If the bill is signed into law, the DoD and Education Department (ED) would decide how to implement the change for the impacted service members and whether it would be automatic for future applicants or require an opt-in. It's unclear how many active-duty service members would be affected by the legislation.
'A major warning sign'
The sheer level of failure of the PSLF program, both generally and for service members, is stunning.
Upwards of 98% all of the applications from the general public — including teachers, firefighters, police, and other public servants — are rejected.
“We have quite a history documenting how the promise of public service loan forgiveness has been broken for borrowers around the country,” Seth Frotman, executive director of the Student Borrower Protection Center (SBPC), told Yahoo Finance in November 2020. “But the failures of the student loan administration have in particular harmed military borrowers, both service members and veterans.”
Of the 176,906 active-duty service members with federal loans eligible for PSLF, according to the recent GAO report, only about 19,000 service members opted in to PSLF. (The majority of these applications came from service members in the Army, followed by the Air Force, the Navy, and the Marine Corps.)
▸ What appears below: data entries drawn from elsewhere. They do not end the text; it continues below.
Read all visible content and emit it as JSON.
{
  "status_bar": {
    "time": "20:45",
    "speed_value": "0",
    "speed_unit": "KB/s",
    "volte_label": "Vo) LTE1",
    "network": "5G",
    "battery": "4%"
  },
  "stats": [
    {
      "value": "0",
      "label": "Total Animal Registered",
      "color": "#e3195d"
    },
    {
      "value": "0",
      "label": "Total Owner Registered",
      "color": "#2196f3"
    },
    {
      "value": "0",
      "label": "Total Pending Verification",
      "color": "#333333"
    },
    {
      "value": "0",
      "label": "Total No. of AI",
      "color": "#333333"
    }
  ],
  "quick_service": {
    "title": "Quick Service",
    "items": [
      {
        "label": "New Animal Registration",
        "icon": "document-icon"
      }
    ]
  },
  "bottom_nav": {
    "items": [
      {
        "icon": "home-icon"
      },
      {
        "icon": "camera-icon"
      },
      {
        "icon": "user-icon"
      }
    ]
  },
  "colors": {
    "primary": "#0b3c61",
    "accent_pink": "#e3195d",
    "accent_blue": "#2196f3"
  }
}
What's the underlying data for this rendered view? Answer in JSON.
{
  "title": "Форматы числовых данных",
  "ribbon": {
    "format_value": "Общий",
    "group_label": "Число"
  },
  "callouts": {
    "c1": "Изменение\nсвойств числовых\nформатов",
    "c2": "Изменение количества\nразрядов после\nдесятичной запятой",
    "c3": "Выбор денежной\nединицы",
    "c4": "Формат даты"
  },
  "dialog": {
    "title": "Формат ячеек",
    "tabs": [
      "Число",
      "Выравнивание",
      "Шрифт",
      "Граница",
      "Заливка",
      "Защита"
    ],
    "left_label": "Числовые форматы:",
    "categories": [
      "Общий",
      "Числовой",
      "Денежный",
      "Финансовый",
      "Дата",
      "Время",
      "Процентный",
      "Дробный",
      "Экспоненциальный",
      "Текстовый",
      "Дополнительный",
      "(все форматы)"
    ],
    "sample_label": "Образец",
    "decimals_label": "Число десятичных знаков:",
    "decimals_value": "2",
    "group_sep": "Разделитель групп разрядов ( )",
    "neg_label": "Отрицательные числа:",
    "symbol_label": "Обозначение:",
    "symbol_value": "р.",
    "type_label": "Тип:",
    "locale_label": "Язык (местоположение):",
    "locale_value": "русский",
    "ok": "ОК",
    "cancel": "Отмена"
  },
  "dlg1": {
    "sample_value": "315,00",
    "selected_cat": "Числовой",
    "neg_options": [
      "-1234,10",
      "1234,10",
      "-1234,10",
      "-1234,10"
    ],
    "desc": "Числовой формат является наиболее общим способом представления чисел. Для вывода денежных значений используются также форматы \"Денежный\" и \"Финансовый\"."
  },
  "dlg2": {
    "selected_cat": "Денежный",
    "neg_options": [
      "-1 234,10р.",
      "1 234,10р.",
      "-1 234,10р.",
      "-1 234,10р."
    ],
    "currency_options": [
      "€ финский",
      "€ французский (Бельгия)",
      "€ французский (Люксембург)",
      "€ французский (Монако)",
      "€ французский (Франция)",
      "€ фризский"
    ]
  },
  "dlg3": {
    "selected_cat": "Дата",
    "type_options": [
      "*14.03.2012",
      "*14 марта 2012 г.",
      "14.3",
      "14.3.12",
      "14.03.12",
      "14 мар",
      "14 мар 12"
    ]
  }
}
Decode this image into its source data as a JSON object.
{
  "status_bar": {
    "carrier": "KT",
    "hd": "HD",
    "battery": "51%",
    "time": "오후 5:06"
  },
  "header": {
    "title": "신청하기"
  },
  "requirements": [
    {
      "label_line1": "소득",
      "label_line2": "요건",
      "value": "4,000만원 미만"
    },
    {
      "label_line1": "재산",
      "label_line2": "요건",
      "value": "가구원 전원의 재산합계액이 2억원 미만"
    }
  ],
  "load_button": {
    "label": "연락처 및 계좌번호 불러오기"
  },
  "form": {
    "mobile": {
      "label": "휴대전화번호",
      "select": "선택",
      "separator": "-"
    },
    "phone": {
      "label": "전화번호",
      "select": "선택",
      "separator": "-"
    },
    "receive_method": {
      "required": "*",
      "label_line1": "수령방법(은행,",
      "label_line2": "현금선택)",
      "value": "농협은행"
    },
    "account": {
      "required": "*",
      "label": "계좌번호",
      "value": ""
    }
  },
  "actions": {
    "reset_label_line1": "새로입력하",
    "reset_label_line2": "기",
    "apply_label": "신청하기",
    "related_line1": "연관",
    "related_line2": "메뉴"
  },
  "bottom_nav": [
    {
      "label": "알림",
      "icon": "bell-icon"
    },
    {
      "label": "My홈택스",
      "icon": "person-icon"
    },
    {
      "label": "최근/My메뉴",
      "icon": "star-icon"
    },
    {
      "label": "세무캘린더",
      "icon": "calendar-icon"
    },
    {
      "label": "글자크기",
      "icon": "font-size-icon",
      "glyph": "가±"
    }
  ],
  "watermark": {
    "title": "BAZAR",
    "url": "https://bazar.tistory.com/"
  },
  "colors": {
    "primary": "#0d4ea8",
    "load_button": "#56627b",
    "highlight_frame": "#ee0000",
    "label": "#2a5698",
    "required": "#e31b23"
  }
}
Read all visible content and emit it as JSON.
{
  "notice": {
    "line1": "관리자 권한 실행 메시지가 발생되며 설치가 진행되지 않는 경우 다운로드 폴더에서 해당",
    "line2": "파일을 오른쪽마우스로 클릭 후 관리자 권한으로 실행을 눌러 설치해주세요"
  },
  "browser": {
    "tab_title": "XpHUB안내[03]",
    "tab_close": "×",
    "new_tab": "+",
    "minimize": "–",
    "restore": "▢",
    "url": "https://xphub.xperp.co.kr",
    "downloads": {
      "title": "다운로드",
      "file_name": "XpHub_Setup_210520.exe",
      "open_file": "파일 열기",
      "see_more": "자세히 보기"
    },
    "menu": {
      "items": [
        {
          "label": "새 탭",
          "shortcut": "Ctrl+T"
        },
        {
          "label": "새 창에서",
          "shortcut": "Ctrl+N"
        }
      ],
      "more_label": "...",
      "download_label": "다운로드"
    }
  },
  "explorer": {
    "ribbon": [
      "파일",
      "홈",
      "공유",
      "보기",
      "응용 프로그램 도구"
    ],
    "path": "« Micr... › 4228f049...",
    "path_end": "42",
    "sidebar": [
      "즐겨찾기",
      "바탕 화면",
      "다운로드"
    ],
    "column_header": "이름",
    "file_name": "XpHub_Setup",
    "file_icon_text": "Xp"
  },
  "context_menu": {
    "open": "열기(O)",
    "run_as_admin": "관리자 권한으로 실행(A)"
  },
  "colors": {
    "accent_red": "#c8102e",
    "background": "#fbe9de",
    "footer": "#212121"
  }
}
Among those who applied and qualified for forgiveness after 120 qualifying payments — which requires borrowers to submit an Employment Certification Form (ECF) on an annual basis or when borrowers changes employers — only 124 military service member applications were approved. (The most common reason for denial, according to the GAO report, was "not enough qualifying payments, missing information such as a signature on the form, and no eligible loans.")
The fact that only 124 active duty service members had their loans discharged via PSLF "is a major warning sign," Mike Saunders, director of military and consumer policy at Veterans Education Success told Yahoo Finance. "More than 200,000 currently serving have federal student loans. It has been over four years since the PSLF program should have started forgiving the student loans of those who are performing the quintessential public service."
Military service members hold roughly $3 billion in student loan debt, according to the SBPC.
“What is so infuriating about this is that the Department of Education knows every single military borrower, because they have to do the match for purposes of the Servicemembers Civil Relief Act,” Frotman told Yahoo Finance. “The federal government has all the information they need to figure out and determine who is eligible for public service loan forgiveness. But instead they have allowed — for over a decade — members of the military to just languish in this broken system.”
Saunders added that Veterans Education Success "is calling on the Education Department to use existing congressional authority to make sure federal student loan holders who have served on active duty since 2007 get credit for PSLF. And we welcome more bipartisan congressional action to make sure that from now on, more active duty service members get the credit for PSLF that they have earned."